Recently I did one of those periodic Google searches that some of us do on names from the past. I searched the name Anita Spearman.

The number one return out of 91,400 citations for "Anita Spearman" was for an feature article titled Tell the story, tell the truth, that ran 5/28/2006, in the South Florida Sun-Sentinel, written by Michael Connelly.

Anita Spearman had been murdered in late 1985, while recovering at home from a mastectomy. She was beaten to death by an intruder. She was my boss. I was the director of the West Palm Beach Public Library at the time and Anita was an Assistant City Manager for an old Florida cracker from Kissimmee named Dick Simmons. At her funeral, this big-eared country good old boy cried for everyone there, he was inconsolable with shock and grief amid the hundreds of mourners who attended her funeral. Very quickly her husband was charged and convicted of hiring the murder. He was killed in prison. The actual perpetrator was also brought to trial.

The Michael Connelly is That Michael Connelly. Who knew. He worked as a cub reporter for the Sun-Sentinel and West Palm Beach city government was his first beat. I wish I could say I remember meeting him but I don't. I do remember one of his replacements, Scott Hiaasen, son of novelist Karl Hiaasen and as nice a young man as you could want.

Of course Michael Connelly has gone on to write sixteen successful crime novels, some featuring detective Harry Bosch.

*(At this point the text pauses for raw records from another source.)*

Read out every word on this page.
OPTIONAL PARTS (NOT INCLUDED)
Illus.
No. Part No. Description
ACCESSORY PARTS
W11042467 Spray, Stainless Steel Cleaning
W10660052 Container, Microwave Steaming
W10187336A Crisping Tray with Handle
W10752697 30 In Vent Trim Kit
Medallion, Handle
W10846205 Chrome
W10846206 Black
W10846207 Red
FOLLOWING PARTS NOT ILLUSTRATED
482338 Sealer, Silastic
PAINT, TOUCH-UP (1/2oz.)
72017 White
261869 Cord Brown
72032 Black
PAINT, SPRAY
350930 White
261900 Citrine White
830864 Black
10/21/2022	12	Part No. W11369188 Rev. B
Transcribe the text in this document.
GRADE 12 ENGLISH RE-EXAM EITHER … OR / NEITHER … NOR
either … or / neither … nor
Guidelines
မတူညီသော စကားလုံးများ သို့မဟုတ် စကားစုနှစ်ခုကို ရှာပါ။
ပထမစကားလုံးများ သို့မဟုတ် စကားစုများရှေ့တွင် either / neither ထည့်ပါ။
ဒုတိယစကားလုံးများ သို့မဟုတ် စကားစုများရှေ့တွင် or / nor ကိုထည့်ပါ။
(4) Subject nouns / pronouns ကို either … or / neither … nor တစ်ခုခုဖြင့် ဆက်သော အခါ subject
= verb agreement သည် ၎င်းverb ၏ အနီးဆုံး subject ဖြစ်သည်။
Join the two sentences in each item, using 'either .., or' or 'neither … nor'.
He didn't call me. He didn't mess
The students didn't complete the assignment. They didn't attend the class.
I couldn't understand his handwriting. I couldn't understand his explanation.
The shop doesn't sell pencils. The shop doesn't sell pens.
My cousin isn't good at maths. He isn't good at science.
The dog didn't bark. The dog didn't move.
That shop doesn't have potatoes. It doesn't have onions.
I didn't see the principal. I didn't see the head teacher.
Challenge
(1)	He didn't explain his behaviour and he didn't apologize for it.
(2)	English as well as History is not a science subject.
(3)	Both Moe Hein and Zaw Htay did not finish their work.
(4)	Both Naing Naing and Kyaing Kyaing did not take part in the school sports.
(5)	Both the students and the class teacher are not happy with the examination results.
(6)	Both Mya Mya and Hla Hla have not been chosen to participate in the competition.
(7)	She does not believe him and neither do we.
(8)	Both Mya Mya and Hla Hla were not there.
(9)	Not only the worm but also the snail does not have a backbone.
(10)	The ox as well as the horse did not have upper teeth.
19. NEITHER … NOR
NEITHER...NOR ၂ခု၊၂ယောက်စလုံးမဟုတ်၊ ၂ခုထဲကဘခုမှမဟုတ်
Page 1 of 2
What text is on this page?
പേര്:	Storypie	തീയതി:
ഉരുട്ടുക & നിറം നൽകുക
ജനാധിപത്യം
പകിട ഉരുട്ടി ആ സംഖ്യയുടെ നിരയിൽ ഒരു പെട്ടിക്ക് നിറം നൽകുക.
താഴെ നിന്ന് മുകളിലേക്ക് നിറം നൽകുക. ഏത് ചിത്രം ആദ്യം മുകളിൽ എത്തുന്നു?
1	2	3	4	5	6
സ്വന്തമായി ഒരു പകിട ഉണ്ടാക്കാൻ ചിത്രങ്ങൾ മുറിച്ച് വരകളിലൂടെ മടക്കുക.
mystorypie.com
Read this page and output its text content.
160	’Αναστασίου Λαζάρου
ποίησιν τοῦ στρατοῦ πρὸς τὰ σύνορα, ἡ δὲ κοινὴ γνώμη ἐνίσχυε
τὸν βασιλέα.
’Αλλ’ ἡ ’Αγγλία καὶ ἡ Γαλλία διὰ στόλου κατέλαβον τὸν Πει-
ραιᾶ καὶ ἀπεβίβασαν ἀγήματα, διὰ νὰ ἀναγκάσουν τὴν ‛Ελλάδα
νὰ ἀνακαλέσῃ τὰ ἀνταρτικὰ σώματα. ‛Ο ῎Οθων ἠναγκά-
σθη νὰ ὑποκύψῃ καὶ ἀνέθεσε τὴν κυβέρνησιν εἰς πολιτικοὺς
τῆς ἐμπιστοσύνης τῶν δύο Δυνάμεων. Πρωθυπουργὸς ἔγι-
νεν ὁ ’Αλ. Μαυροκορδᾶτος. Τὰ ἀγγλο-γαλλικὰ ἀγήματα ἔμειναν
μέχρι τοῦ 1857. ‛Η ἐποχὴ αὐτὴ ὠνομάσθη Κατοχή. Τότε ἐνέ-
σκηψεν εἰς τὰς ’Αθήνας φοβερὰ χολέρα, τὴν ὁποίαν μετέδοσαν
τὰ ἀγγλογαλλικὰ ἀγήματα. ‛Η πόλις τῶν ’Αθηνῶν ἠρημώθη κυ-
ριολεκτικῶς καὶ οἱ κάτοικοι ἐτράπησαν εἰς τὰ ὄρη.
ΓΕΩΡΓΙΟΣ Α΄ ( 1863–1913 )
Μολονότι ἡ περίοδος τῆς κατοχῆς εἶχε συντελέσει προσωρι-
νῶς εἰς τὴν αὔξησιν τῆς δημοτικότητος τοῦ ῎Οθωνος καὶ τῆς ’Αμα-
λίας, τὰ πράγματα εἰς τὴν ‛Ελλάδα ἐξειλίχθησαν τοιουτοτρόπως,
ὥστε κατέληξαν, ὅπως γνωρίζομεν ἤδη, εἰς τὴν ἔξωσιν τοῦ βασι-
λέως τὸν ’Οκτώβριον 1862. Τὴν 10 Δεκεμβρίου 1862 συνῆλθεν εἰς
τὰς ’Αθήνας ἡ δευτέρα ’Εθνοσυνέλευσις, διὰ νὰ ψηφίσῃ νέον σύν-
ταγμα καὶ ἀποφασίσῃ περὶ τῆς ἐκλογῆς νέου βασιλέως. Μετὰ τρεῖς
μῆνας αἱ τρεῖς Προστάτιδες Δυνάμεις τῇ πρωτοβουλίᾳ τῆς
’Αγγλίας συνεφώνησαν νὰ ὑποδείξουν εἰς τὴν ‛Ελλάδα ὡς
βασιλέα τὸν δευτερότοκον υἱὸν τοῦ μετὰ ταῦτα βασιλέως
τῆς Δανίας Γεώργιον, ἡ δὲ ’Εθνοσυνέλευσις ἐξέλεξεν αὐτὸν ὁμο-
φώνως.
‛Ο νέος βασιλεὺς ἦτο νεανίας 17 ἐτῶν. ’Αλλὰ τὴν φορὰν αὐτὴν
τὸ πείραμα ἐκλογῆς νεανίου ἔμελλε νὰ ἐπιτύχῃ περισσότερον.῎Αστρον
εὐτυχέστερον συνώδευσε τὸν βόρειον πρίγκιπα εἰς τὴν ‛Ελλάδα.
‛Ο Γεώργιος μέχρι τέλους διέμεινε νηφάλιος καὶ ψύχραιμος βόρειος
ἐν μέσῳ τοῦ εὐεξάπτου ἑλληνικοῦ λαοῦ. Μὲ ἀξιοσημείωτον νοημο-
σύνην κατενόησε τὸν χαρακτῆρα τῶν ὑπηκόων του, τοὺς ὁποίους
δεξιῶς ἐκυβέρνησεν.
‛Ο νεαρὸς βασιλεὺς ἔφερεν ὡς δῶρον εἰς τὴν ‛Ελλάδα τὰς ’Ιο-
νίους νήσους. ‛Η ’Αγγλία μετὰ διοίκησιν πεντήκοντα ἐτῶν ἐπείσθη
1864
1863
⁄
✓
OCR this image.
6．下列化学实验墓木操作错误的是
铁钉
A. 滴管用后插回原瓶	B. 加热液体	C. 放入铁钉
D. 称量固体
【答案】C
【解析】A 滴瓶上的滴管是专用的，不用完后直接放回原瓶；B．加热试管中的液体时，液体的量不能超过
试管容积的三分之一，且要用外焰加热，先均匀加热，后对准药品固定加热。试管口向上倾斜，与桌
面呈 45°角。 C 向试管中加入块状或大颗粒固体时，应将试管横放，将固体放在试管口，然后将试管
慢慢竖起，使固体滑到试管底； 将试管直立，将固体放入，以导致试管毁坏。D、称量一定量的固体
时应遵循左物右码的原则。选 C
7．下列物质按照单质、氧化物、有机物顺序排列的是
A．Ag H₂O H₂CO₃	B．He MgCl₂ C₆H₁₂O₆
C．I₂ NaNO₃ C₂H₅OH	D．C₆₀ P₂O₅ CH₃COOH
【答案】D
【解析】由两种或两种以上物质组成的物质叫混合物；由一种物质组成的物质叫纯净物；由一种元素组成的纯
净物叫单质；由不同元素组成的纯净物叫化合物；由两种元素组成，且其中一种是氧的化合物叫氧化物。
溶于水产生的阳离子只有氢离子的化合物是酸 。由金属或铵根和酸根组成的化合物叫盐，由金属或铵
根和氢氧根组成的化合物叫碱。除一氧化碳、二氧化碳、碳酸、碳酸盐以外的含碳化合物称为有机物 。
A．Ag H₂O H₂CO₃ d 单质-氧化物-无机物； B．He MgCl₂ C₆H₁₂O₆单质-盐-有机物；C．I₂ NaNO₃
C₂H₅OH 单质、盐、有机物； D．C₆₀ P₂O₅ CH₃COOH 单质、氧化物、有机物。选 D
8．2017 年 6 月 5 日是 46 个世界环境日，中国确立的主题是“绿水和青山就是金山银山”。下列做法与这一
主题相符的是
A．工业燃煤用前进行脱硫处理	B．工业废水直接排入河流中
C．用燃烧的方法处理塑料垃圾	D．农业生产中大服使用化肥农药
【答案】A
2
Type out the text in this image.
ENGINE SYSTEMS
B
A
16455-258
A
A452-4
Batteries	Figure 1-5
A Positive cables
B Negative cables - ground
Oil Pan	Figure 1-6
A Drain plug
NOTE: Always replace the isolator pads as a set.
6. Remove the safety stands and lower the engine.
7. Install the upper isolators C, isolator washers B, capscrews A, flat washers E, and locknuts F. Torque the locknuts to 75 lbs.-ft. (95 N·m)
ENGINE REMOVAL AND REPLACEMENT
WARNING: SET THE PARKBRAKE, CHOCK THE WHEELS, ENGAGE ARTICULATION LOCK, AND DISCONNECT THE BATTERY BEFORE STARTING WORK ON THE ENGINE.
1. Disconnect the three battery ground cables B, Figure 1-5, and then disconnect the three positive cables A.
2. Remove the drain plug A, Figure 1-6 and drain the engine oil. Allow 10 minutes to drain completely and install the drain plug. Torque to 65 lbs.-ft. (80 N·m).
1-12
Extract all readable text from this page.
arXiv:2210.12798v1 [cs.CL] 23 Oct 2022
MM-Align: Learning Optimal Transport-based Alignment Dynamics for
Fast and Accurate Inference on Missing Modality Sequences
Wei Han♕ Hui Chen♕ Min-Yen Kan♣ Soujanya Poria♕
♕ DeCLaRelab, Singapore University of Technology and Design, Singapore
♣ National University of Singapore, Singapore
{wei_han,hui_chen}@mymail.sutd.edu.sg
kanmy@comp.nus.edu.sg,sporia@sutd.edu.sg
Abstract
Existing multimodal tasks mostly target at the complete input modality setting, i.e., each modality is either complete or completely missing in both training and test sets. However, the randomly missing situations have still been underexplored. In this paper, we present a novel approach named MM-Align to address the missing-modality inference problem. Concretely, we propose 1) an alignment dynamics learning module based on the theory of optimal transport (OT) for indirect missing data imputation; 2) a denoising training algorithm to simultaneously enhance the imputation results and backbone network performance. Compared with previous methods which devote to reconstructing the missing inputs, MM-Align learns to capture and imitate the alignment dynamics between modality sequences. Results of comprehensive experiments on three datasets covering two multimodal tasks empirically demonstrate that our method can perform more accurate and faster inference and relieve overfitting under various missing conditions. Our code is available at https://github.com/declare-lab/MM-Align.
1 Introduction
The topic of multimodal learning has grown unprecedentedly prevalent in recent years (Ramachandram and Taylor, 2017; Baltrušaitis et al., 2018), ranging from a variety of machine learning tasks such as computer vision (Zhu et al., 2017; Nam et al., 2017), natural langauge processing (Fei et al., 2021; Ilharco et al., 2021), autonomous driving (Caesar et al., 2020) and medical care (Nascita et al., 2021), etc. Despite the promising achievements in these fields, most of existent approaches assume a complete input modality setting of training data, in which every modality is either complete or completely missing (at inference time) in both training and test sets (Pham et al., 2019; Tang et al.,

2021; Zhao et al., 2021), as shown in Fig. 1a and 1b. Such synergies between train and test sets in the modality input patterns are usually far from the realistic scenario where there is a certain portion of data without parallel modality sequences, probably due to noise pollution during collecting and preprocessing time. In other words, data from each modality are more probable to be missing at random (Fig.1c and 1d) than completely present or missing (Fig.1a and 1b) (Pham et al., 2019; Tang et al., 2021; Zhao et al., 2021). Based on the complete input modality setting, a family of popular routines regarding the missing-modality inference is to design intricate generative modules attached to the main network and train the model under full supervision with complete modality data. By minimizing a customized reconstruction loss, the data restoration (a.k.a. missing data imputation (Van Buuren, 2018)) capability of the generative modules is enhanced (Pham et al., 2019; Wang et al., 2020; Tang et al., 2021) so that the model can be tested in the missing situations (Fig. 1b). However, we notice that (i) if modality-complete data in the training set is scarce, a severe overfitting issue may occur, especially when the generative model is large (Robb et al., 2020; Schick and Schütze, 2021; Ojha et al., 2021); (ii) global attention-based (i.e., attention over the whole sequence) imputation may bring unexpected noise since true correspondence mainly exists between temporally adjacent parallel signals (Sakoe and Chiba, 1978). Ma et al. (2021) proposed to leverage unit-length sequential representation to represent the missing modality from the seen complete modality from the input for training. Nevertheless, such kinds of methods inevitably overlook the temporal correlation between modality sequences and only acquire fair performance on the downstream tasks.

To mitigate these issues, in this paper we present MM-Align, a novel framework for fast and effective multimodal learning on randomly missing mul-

The point of the Sun-Sentinel article was to register Connelly's regret over the one article he did at the time of the Spearman murder in which he took an objective view and did not reveal his own grief and sadness over the loss of that gentlewoman who had been so cordial and welcoming to him as a young reporter. His regret was in not showing his heart in telling the truth and he claims that the lesson was learned, he writes; "When I write now I am free to reveal my compassion, my passion, my hopes and regrets. In a way I am free to tell the truth about myself in my novels, whereas when I was writing the stories in newspapers I had to hold things back."

Connelly tells the story in his non-fiction book Crime Beat, which is on-order at the time of this writing.